The 10 Financial Basics To Consider For 2022 (And Beyond!)
No matter where you are in your financial life or your journey in the workforce, there are investment basics that can benefit you at every stage — no matter what’s happening in the headlines that you simply can’t control. Here’s a look at 10 of our favorites.
- Know your family education goals: If you have children or wish to return to school yourself, college and advanced degrees can be expensive. What do your education goals look like for the next couple of decades? If you have them, a 529 plan is a great place to start.
- Know your assets and liabilities: Understand the value of your property (home, auto), and the mortgage or loans you have on those assets. Can you turn your assets into cash, if needed? What would that plan look like for you?
- Know your budget – income vs. spending: If you’re making $1,200 per week and spending $1,400 per week, you’ll find that plan will leave you in debt very quickly. What can you do to get back on track with your budget and start spending less than you earn — ideally, even saving some of your money each month?
- Know your savings rate: Are you able to put aside money each paycheck for your retirement, a vacation, surprises expenses or a rainy day? We can’t all save thousands when we’re first getting started in the workforce, but anything you can set aside — even $20 here or there — is a great place to start.
- Know when you want to retire: Some people truly love their working lives and want to continue working part-time or consulting even into their 70s or 80s. Meanwhile, many of us are more eager to fully retire and put our working years behind us. If you know your assets and liabilities, income vs. spend and savings rate, you should be able to calculate when you’ll be able to retire. No, you don’t have to retire when the numbers say you can, but it’s nice to know.
- Know what you want to spend in retirement: In other words, it’s time to get an understanding of what you’d like your lifestyle to be when you retire. Are you going to want to travel the world, or work in your garden and read books from your front porch rocking chair? The amount of money you’ll need to live out your retirement dreams will vary greatly depending on your goals and the area of the country where you want to settle down. Take a look at what you think you’ll need and then put pen to paper to see how long it will take you to get there.
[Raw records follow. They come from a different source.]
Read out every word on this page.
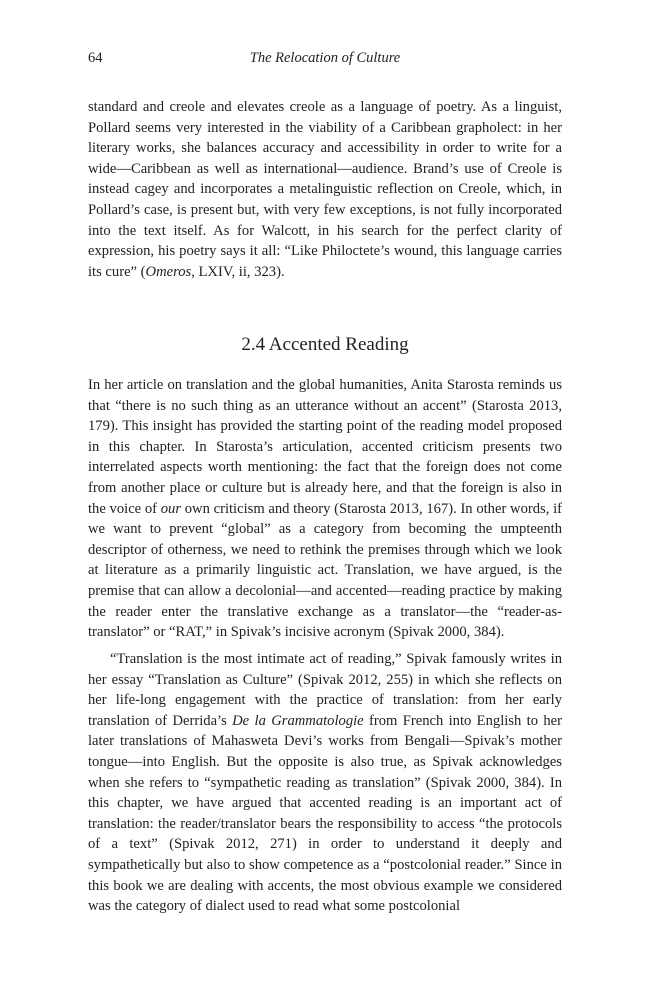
64	The Relocation of Culture

standard and creole and elevates creole as a language of poetry. As a linguist, Pollard seems very interested in the viability of a Caribbean grapholect: in her literary works, she balances accuracy and accessibility in order to write for a wide—Caribbean as well as international—audience. Brand’s use of Creole is instead cagey and incorporates a metalinguistic reflection on Creole, which, in Pollard’s case, is present but, with very few exceptions, is not fully incorporated into the text itself. As for Walcott, in his search for the perfect clarity of expression, his poetry says it all: “Like Philoctete’s wound, this language carries its cure” (Omeros, LXIV, ii, 323).

2.4 Accented Reading

In her article on translation and the global humanities, Anita Starosta reminds us that “there is no such thing as an utterance without an accent” (Starosta 2013, 179). This insight has provided the starting point of the reading model proposed in this chapter. In Starosta’s articulation, accented criticism presents two interrelated aspects worth mentioning: the fact that the foreign does not come from another place or culture but is already here, and that the foreign is also in the voice of our own criticism and theory (Starosta 2013, 167). In other words, if we want to prevent “global” as a category from becoming the umpteenth descriptor of otherness, we need to rethink the premises through which we look at literature as a primarily linguistic act. Translation, we have argued, is the premise that can allow a decolonial—and accented—reading practice by making the reader enter the translative exchange as a translator—the “reader-as-translator” or “RAT,” in Spivak’s incisive acronym (Spivak 2000, 384).

“Translation is the most intimate act of reading,” Spivak famously writes in her essay “Translation as Culture” (Spivak 2012, 255) in which she reflects on her life-long engagement with the practice of translation: from her early translation of Derrida’s De la Grammatologie from French into English to her later translations of Mahasweta Devi’s works from Bengali—Spivak’s mother tongue—into English. But the opposite is also true, as Spivak acknowledges when she refers to “sympathetic reading as translation” (Spivak 2000, 384). In this chapter, we have argued that accented reading is an important act of translation: the reader/translator bears the responsibility to access “the protocols of a text” (Spivak 2012, 271) in order to understand it deeply and sympathetically but also to show competence as a “postcolonial reader.” Since in this book we are dealing with accents, the most obvious example we considered was the category of dialect used to read what some postcolonial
- Know your risk tolerance: If taking a flier on an investment (i.e., making a high-risk investment with your money) is going to keep you up at night, then don’t do it. If you’re close to retirement, putting a chunk of your 401(k) into a high-risk start-up may not be the best idea. Know your risk tolerance before you invest your money, and we promise you’ll feel more confident in where you’re headed.
- Know your time frame to build a nest egg: Waiting to plan for retirement until your golden years are already visible on your life horizon is like trying to read “War and Peace” a few days before the exam… You can set yourself up for success by starting early and letting compound interest work its magic for you. (And no, it’s never too late to get started, but your journey will be easier and less stressful if you start as soon as you can!)
- Understand the importance of compounding: Money that’s invested well, grows. For example, if you have the ability to put $10,000 into an account for a child at their birth, and you let the money grow at a rate of 6% annually, when that baby turns 60, that $10,000 will be worth around $320,000. That’s just one example of what the power of compounding can do for the money you invest.
- Understand that your investments don’t all have to be home runs: When you’re looking for promising investments, it would be amazing to find that penny stock that jumps to $50/share, but home runs like these are rare. Slow and steady truly does win the race, so look to invest in areas that have a proven growth rate over time, and when you get invested — stay invested. (Even in the face of scary things that we can’t control… especially in the face of scary things we can’t control.)